Robert Sabin, one of my seminary professors once said, we should interpret the Scriptures that are difficult to understand with Scriptures that are more clearly understood. The Bible is a consistent and connected inspired document. The Scripture is an amalgamation of very different historical periods, written in the context of a diversity of cultures, and penned by approximately 40 authors over thousands of years. These writers were of unequal social, economic and political status with distinctively different missions in life, clashing approaches to their messaging and mismatched personalities. Yet, their writings and verbal testimonies are supernaturally consistent and connected. Consequently, a fair share of the Biblical record is somewhat strenuous to understand: so it is best to take the more arduous and shadowy passages and interpret them in the bright light of other texts and verses that are more easily understood.
Second, the purpose of any passage in Scripture has precedence over any language or event disparity when two Biblical authors are writing about the same event or passage. To illustrate, Mathew, Mark, Luke, and John wrote the Gospels. The Gospels are the record of their experiences and conversations with Jesus, and others, when He was on earth. If you compare the writings of all four of these Apostles, it is evident that some of the events and language describing the parables, miracles, and conversations with Jesus are recorded with some variance. The same is often true when New Testament writers are quoting Old Testament Scriptures: even many of the Old Testament prophecies concerning Jesus.
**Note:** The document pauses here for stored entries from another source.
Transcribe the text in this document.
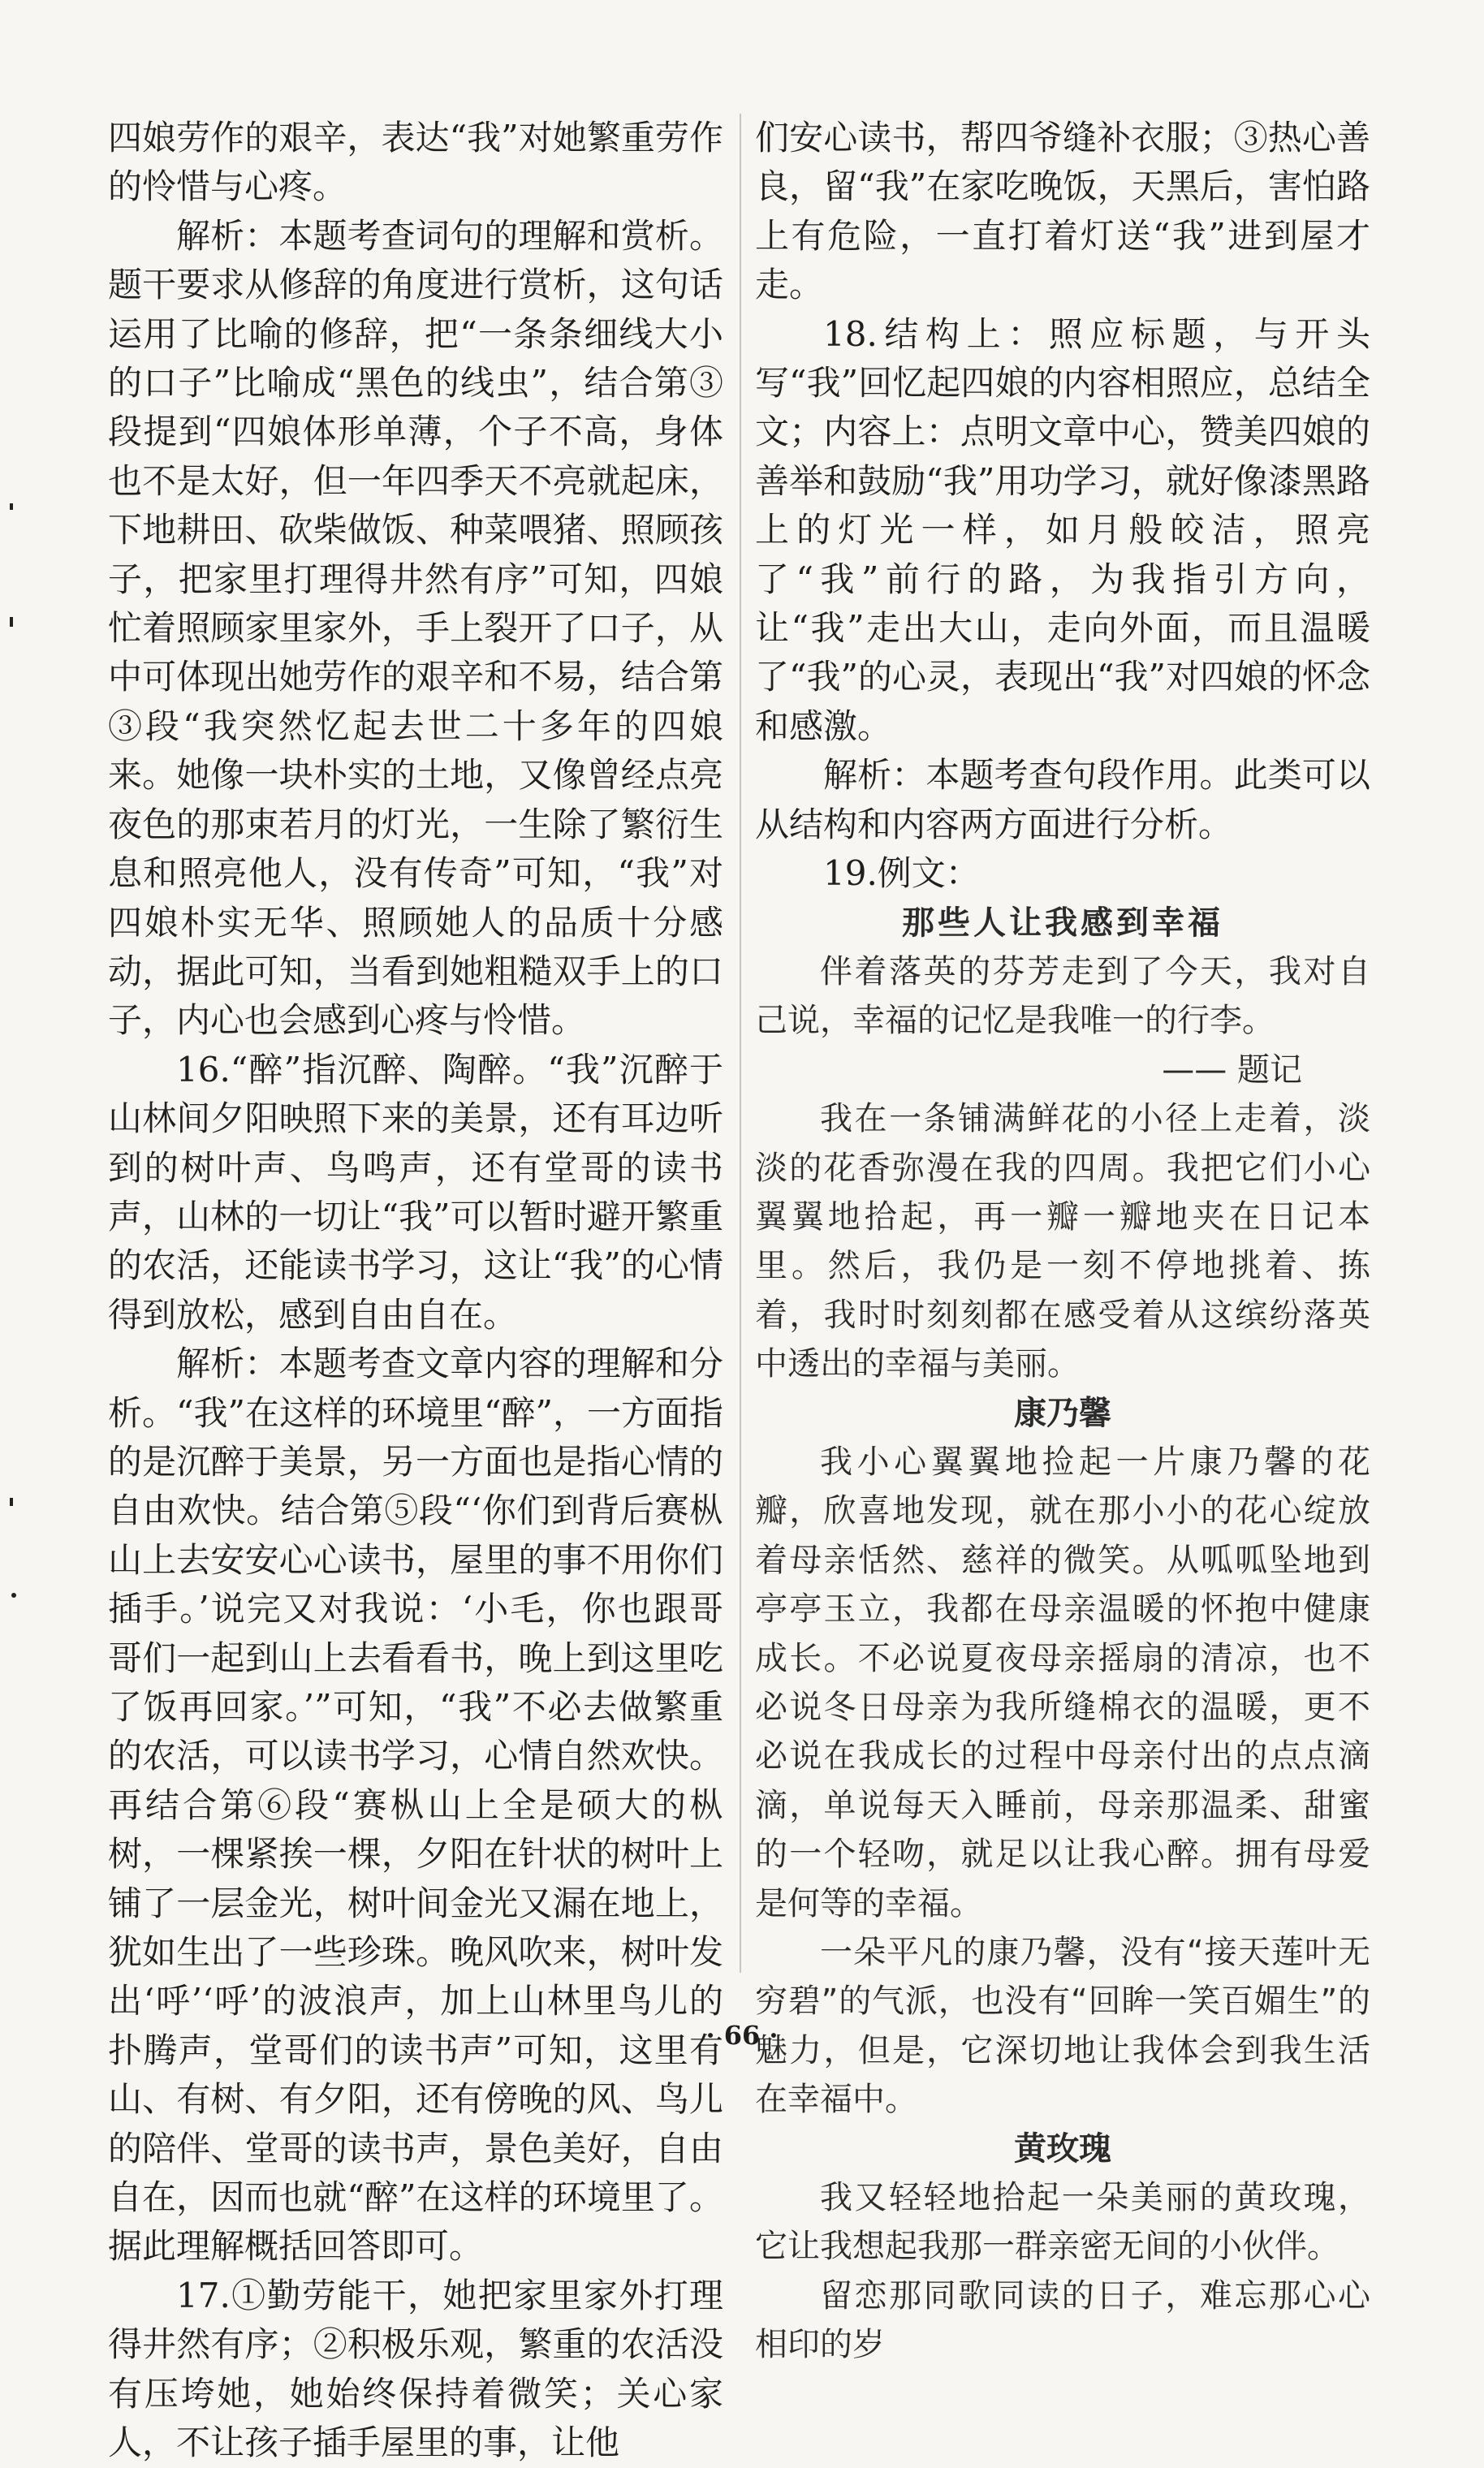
四娘劳作的艰辛，表达“我”对她繁重劳作的怜惜与心疼。

解析：本题考查词句的理解和赏析。题干要求从修辞的角度进行赏析，这句话运用了比喻的修辞，把“一条条细线大小的口子”比喻成“黑色的线虫”，结合第③段提到“四娘体形单薄，个子不高，身体也不是太好，但一年四季天不亮就起床，下地耕田、砍柴做饭、种菜喂猪、照顾孩子，把家里打理得井然有序”可知，四娘忙着照顾家里家外，手上裂开了口子，从中可体现出她劳作的艰辛和不易，结合第③段“我突然忆起去世二十多年的四娘来。她像一块朴实的土地，又像曾经点亮夜色的那束若月的灯光，一生除了繁衍生息和照亮他人，没有传奇”可知，“我”对四娘朴实无华、照顾她人的品质十分感动，据此可知，当看到她粗糙双手上的口子，内心也会感到心疼与怜惜。

16.“醉”指沉醉、陶醉。“我”沉醉于山林间夕阳映照下来的美景，还有耳边听到的树叶声、鸟鸣声，还有堂哥的读书声，山林的一切让“我”可以暂时避开繁重的农活，还能读书学习，这让“我”的心情得到放松，感到自由自在。

解析：本题考查文章内容的理解和分析。“我”在这样的环境里“醉”，一方面指的是沉醉于美景，另一方面也是指心情的自由欢快。结合第⑤段“‘你们到背后赛枞山上去安安心心读书，屋里的事不用你们插手。’说完又对我说：‘小毛，你也跟哥哥们一起到山上去看看书，晚上到这里吃了饭再回家。’”可知，“我”不必去做繁重的农活，可以读书学习，心情自然欢快。再结合第⑥段“赛枞山上全是硕大的枞树，一棵紧挨一棵，夕阳在针状的树叶上铺了一层金光，树叶间金光又漏在地上，犹如生出了一些珍珠。晚风吹来，树叶发出‘呼’‘呼’的波浪声，加上山林里鸟儿的扑腾声，堂哥们的读书声”可知，这里有山、有树、有夕阳，还有傍晚的风、鸟儿的陪伴、堂哥的读书声，景色美好，自由自在，因而也就“醉”在这样的环境里了。据此理解概括回答即可。

17.①勤劳能干，她把家里家外打理得井然有序；②积极乐观，繁重的农活没有压垮她，她始终保持着微笑；关心家人，不让孩子插手屋里的事，让他

们安心读书，帮四爷缝补衣服；③热心善良，留“我”在家吃晚饭，天黑后，害怕路上有危险，一直打着灯送“我”进到屋才走。

18.结构上：照应标题，与开头写“我”回忆起四娘的内容相照应，总结全文；内容上：点明文章中心，赞美四娘的善举和鼓励“我”用功学习，就好像漆黑路上的灯光一样，如月般皎洁，照亮了“我”前行的路，为我指引方向，让“我”走出大山，走向外面，而且温暖了“我”的心灵，表现出“我”对四娘的怀念和感激。

解析：本题考查句段作用。此类可以从结构和内容两方面进行分析。

19.例文：

那些人让我感到幸福

伴着落英的芬芳走到了今天，我对自己说，幸福的记忆是我唯一的行李。

—— 题记

我在一条铺满鲜花的小径上走着，淡淡的花香弥漫在我的四周。我把它们小心翼翼地拾起，再一瓣一瓣地夹在日记本里。然后，我仍是一刻不停地挑着、拣着，我时时刻刻都在感受着从这缤纷落英中透出的幸福与美丽。

康乃馨

我小心翼翼地捡起一片康乃馨的花瓣，欣喜地发现，就在那小小的花心绽放着母亲恬然、慈祥的微笑。从呱呱坠地到亭亭玉立，我都在母亲温暖的怀抱中健康成长。不必说夏夜母亲摇扇的清凉，也不必说冬日母亲为我所缝棉衣的温暖，更不必说在我成长的过程中母亲付出的点点滴滴，单说每天入睡前，母亲那温柔、甜蜜的一个轻吻，就足以让我心醉。拥有母爱是何等的幸福。

一朵平凡的康乃馨，没有“接天莲叶无穷碧”的气派，也没有“回眸一笑百媚生”的魅力，但是，它深切地让我体会到我生活在幸福中。

黄玫瑰

我又轻轻地拾起一朵美丽的黄玫瑰，它让我想起我那一群亲密无间的小伙伴。

留恋那同歌同读的日子，难忘那心心相印的岁

· 66 ·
These kinds of disparities can cause us interpretive difficulties. Yet, a close examination of the Gospel disparities as well as any Old Testament passages brought into New testament writings are always congruent and consistent with the purpose of the passage. Simply put, it is the purpose of the Scriptures that ultimately counts. One influential teacher in antiquity, speaking to this interpretive stumbling-block once wrote, it ought always to be observed whenever any proof from Scripture is quoted or written by more than one writer, though they do not translate word for word, and sometimes depart widely from the language, yet it is applied correctly and appropriately to the subject. Let the reader always consider the purpose of the passage or verse of Scripture. When two passages are recorded by two authors in Scripture, or quoted from the deep wells of the Old Testament to the surface water of the New Testament, we should uncover the purpose of the passage and let that be our guide to it’s interpretation.
Thirdly, there are many interpretations of the tenants of the Christian faith, and many denominations and a myriad of sub-cultures within Christendom. Not withstanding, a cultish or harsh legalistic or extreme liberal interpretation of Scripture and it’s application to our faith, our differences are probably just a matter of what we emphasize and what we don’t choose to move to the top of the list. And I’m very sure that there is more that unite us than divide us as fellow citizens of the community of faith. My experience is most Christians are persuaded that the Bible is very clear about the efficacy of faith toward God, salvation by and through grace, perseverance when we are tested, treating and loving others like we like to be treated and loved, recognizing that we are not alone and it is needful to be a part of a community of faith. And many other principles like loyalty, honesty, decency, trustworthiness, generosity, and much more. If we are serious Christians, these principles are clearly indisputable in the inspired Word of God.
When we attempt to decipher the true meaning of Scripture the indisputable principles in the Christian faith can be used as a compass, guiding us through the choppy waves of Biblical interpretation. When we are convinced that these principles belong to the Christian Faith, we weigh them against our thinking and our interpretation of what God is trying to say to us through His Word. There is little wiggle room with this approach to Scripture.